Zum Inhalt springen

„Endlich wehrt ihr euch!“

Arbeitgeber erfüllen auch berechtigte Forderungen in der Regel nicht freiwillig. Ohne Druck und Mut zur Auseinandersetzung geht es nicht – das zeigt ein Blick in die Tarifgeschichte des öffentlichen Dienstes.

GEW-Vorstandsmitglied Daniel Merbitz (Foto: Kay Herschelmann)

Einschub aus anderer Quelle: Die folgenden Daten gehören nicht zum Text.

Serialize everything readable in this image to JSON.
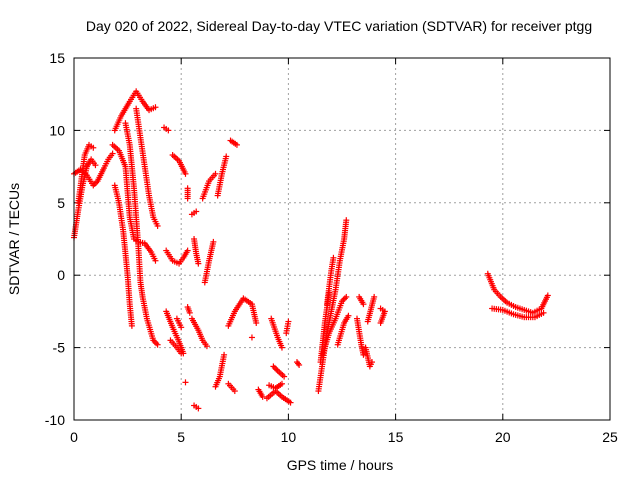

In den Einrichtungen und GEW-Landesverbänden haben Gewerkschafterinnen und Gewerkschafter in den vergangenen Wochen und Monaten diskutiert, mit welchen Forderungen die Bildungsgewerkschaft in die Tarifverhandlungen gehen soll. Zustande gekommen sind so solide und gerechtfertigte Forderungen, die auf nachvollziehbaren Erwartungen basieren. Nicht nur die gefühlte und belegbare Inflation macht ein Umdenken bei den Arbeitgebern nötig. Wir haben es mit einem eklatanten Fachkräftemangel zu tun, der die Arbeitsfähigkeit der öffentlichen Hand zwar nicht immer einschränkt – aber doch deutlich belastet. Diese Situation wird auf dem Rücken von Kolleginnen und Kollegen, die in den Kindertagesstätten sowie in ganz verschiedenen Einrichtungen, von der Sozialarbeit bis zur Forschung und Wissenschaft, tagtäglich alles geben.

Zu einem attraktiven öffentlichen Dienst gehört nicht nur, aber eben auch eine gerechte und zeitgemäße Bezahlung. Gemeinsam mit den anderen Gewerkschaften im öffentlichen Dienst fordert die GEW eine deutliche Verbesserung bei den Einkommen: Die Tabellenentgelte der Beschäftigten sollen um sechs Prozent, mindestens aber 200 Euro monatlich steigen. Hier muss auch die Laufzeit des Tarifvertrages in den Blick genommen werden – schließlich ist es ein erheblicher Unterschied, ob die Prozentforderung für zehn Jahre oder ein Jahr erhoben wird. Die Gewerkschaften fordern, dass der Vertrag für ein Jahr gilt – in wirtschaftlich guten Zeiten ist eine kürzere Laufzeit für die Beschäftigten besser als eine längere. Ein weiterer wichtiger Punkt: Fast drei Jahrzehnte nach dem Mauerfall ist die Angleichung der Jahressonderzahlung Ost an die Westregelung immer noch nicht vollzogen. Es wird Zeit, auch hier die Einheit herzustellen! Ich komme selbst aus dem Osten und kenne die Arbeitgeber dort, die gern mit dem Austritt aus dem Arbeitgeberverband, also mit Tarifflucht, drohen oder dies gar vollziehen.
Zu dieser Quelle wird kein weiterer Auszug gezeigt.